While I’m relatively new to the computer science domain, one thing that’s notable is the field’s obsession with predictive accuracy. Particularly within natural language processing, the primary objective of most scholars – or, perhaps, more exactly, the requirement for being published – seems to be producing methods which edge past the accuracy of existing approaches.
I’m not really in a position to comment on the benefit of such a driver, but as an outsider, this focus is striking. I have to imagine there are great, historical reasons why the field evolved this way; that the mentality of constantly pushing towards incremental improvement has been an important factor in the great breakthroughs of computer science.
Yet, I can’t help feel like in this quest for computational improvement, something important is being left behind.
There are compelling arguments that the social sciences have done poorly to abandon their humanistic roots in favor of emulating the fashionable fields of science; that in grasping for predictive measures, social science has failed its duty towards the most critical concerns of what is right and good. Perhaps, after all, questions of such import should not be solely the domain of philosophy departments.
It seems a similar objection could be raised towards computer science; and no doubt someone I’m not aware of has raised these concerns. Such an approach would go beyond the philosophical literature on moral issues in computer science, probing more deeply into questions of meaning, interpretation, and structure.
Wittgenstein questioned fundamentally what it means for two people to communicate. Austin argues that words themselves can be actions. And there is, of course, a long tradition in many cultures of words having power.
None of these topics, while intrinsic to natural language, seem to be deeply embraced by current approaches to natural language processing. Much better to show a two point increase in predictive accuracy.
And to a certain extent, this dismissal is fair.

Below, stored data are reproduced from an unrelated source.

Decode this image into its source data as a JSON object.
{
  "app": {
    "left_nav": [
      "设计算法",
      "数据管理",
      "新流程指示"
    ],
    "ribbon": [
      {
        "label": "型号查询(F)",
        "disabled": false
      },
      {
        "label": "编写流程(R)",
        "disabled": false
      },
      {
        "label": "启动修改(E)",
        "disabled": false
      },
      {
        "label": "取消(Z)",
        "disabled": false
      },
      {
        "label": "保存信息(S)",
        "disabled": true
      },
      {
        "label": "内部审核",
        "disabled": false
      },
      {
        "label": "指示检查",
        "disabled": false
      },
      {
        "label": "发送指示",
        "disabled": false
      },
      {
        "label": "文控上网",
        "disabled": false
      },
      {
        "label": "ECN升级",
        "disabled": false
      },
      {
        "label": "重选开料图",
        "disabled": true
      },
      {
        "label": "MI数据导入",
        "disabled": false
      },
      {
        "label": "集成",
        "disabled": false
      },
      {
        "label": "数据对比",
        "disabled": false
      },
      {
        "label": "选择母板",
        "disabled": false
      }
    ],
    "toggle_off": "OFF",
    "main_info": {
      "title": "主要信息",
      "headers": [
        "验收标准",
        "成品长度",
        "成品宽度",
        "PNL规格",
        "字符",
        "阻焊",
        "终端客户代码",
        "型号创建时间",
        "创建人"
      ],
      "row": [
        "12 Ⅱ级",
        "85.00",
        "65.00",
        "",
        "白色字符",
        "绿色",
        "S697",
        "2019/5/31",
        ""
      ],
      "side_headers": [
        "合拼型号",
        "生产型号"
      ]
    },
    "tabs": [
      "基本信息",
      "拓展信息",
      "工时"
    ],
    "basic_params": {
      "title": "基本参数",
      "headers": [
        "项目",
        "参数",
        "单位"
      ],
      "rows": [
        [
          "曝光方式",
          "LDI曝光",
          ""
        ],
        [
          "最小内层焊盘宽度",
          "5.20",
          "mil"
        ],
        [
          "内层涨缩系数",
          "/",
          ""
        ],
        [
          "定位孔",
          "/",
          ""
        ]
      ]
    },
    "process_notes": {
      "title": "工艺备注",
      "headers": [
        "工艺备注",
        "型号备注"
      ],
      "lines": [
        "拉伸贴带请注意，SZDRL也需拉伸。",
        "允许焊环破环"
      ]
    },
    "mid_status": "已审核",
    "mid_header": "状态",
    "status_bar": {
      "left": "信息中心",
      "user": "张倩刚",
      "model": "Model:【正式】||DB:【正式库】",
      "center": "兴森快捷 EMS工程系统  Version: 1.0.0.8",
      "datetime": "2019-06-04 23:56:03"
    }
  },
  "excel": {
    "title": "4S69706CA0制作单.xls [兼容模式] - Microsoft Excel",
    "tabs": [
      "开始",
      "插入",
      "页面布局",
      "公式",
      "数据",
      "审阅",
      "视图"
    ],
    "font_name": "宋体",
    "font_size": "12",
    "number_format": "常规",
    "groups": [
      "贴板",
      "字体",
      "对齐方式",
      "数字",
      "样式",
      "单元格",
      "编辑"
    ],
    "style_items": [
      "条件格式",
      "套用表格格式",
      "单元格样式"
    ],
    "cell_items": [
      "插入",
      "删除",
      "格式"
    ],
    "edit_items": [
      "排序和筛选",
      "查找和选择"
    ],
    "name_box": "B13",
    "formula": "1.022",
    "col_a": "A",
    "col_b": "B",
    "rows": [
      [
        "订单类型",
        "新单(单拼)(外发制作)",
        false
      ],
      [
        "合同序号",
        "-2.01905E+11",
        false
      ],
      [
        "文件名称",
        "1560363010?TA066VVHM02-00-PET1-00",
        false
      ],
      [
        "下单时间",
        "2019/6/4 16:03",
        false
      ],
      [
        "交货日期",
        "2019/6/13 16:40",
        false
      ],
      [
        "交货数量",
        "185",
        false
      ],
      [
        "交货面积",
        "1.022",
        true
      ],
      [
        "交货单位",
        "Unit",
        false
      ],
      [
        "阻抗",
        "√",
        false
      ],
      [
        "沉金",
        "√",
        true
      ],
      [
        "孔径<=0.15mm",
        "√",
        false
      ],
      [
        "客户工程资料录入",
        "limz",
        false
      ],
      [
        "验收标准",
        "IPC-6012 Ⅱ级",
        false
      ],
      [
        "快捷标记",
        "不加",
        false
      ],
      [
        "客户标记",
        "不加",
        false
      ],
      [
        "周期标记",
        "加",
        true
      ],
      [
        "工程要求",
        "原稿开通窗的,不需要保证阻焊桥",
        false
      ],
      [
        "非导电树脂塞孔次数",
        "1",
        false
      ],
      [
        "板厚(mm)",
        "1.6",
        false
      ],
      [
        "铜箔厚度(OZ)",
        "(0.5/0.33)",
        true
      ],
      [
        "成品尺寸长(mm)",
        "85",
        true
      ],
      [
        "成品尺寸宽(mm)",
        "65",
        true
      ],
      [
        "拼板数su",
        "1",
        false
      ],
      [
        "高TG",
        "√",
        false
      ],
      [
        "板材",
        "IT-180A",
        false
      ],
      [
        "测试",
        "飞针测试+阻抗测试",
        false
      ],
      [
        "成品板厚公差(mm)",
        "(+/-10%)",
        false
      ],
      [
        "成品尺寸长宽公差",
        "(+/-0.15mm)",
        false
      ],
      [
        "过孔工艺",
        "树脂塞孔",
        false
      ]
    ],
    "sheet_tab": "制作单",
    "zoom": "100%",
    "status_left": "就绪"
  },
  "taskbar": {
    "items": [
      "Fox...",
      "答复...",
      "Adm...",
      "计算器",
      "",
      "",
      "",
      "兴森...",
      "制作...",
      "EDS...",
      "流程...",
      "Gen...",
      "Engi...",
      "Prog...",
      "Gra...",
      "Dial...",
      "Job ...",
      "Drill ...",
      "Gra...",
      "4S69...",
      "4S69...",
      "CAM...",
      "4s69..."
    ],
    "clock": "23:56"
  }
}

While I myself have a fondness for Wittgenstein, I imagine computer science wouldn’t advance far if, instead of developing algorithms, practitioners spent all their time wondering – if you tell me you are in pain, do I understand you because I, too, have had my own experiences of pain? How can I know what ‘pain’ means to you?
Yet, while Wittgenstein’s Philosophical Investigations may be too far afield, it does highlight some practical issues. Perhaps metaphysical concerns about what it means to communicate can be safely disregarded, but this still leaves questions about what it looks like to communicate. That is, it seems reasonable to assume that miscommunication does happen, but what happens to dialogue plagued by such problems? What does it look like when people talk past each other or when they recognize a miscommunication and take steps to resolve it? Can an algorithm distinguish and properly parse these differences? Remembering, of course, that a human, perhaps, cannot.
In a recent review of literature around the natural language processing task of argument mining, I was struck by the value of a 1987 paper focused on understanding the structure of a single speech-act. It evoked no Wittgenstein-level of abstraction, and yet brought an important element of theory to the computational task of parsing a single argument.
I couldn’t find – and perhaps I missed it – no similar paper exploring the complex interactions of dialogue. Of course, there is much work done in this area among deliberation scholars – but this effort is not easily translated into the mechanized logic of algorithms.
In short, there seems to be a divide – a common one, I’m afraid, in the academy. In one field, theorists ask, what does it mean to deliberate? What makes good deliberation? And in another they ask, what algorithms can recognize arguments? What algorithms accurately predict stance?
And, while both pursuing important work, the fields fail to learn from each other.